Roses are still blooming where I’ve deadheaded. Where I haven’t, though, they’ve switched to setting green hips that will ripen red like tiny apples. The begonias and coleus are still in business, but it’s time for me to take cuttings so I can overwinter them for next year. What’s coming into bloom are the late entries: white and lavender stalks of the last hostas, pink Japanese anemones and turtlehead, blowsy white fluffs on the Hydrangea paniculata ‘Tardiva’. Toad lilies are just starting, with blooms like tiny orchids made of lavender gingham.
I try all my tricks to take my mind off the end of the season. I get busy, ordering bulbs, dividing perennials, planting shrubs. I primp, snipping off hosta leaves with brown edges and the leftover stalks of earlier blooms, cutting back browned ferns, making everything green again. I moving pots of bright annuals and houseplants into bare spots created by earlier-blooming perennials, trying to kid myself it’s not nearly fall.
Still, I can’t help but notice that my shade-loving tropical peace lilies and sword ferns are now quite happy in places where they would have fried in high summer. The sun is lower in the sky and less sunlight is finding its way between the buildings and fences to my garden.
Chicago gardeners like to moan about how short our growing season is. We’re reliably frost-free only from mid-May to mid-October, a mere half the year. Tomatoes have to be started from seed indoors or in a greenhouse, and it’s something of a trick to grow heat-loving peppers or jack ’o’ lantern-size pumpkins.
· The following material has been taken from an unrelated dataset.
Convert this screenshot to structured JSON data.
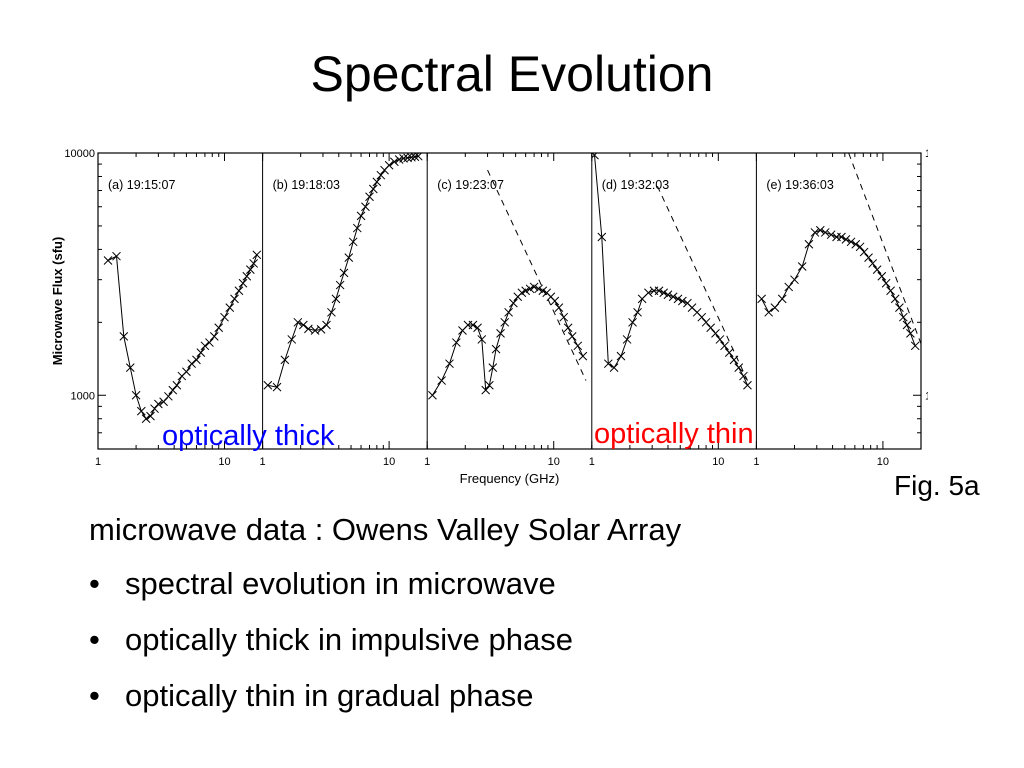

But I spent a few days this summer in Quebec City. They’re in Zone 4 according to the USDA map (Zone 3 on the Agriculture Canada map), and their growing season is even shorter than ours by about a month. That doesn’t stop them from growing splendid arrays of perennials and lush vegetable gardens. I’m sure the Japanese maples and magnolias I saw are coddled in burlap in the winter and everybody has a cold frame to get started in the spring, but gardeners will do what they have to do.
Quebec has one advantage Chicago doesn’t: reliable snow cover. We get big snowstorms, but we can’t count on them; we don’t have snow to insulate our gardens all winter, every winter. Our plants are actually more exposed to bitterly cold, drying winds than those in gardens in Quebec.
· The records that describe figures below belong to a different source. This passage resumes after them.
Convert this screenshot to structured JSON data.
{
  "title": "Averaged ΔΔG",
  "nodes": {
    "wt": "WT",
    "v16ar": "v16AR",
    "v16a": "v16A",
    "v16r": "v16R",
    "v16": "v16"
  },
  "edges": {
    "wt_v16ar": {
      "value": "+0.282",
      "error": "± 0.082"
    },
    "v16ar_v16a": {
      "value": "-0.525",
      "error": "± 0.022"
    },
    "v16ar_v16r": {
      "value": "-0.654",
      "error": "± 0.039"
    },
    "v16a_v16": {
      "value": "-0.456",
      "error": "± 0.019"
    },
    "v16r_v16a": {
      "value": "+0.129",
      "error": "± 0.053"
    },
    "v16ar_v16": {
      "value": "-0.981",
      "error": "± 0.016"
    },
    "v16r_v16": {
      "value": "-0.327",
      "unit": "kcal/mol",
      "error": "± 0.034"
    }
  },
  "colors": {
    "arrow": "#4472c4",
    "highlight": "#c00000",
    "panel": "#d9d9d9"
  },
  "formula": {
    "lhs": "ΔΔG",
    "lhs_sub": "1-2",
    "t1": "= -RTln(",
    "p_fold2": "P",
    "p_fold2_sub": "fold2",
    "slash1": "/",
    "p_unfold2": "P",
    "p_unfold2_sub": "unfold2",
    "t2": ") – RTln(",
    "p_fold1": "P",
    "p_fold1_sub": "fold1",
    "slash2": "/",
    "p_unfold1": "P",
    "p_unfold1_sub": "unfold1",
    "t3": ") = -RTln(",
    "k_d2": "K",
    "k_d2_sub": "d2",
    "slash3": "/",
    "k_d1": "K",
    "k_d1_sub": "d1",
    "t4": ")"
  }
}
Another reliable winter buffer is water. I spent a day on the Isle d’Orleans, an island in the middle of the St. Lawrence River full of orchards and vegetable farms. The island has a slightly milder microclimate than the nearby city because it’s surrounded by water. The river may freeze solid in winter, but in fall the water holds warmth a little longer than the land.
Lake Michigan has a similar effect here: The water, and therefore the nearby shore, stay cooler longer in the spring and warmer longer in autumn. Because of the prevailing wind, the effect is more pronounced on the other side of the lake in southwestern Michigan, which has a growing season three or four weeks longer than Chicago’s. That’s our orchard country.
And that’s what the orchards in Quebec made me think of: apples. Yes, my garden may be on the wane, but apple season is coming up. In just a few weeks I’ll be able to bite into a just-ripened spicy-tart-sweet Jonathan. It doesn’t quite make up for the roses, but it helps.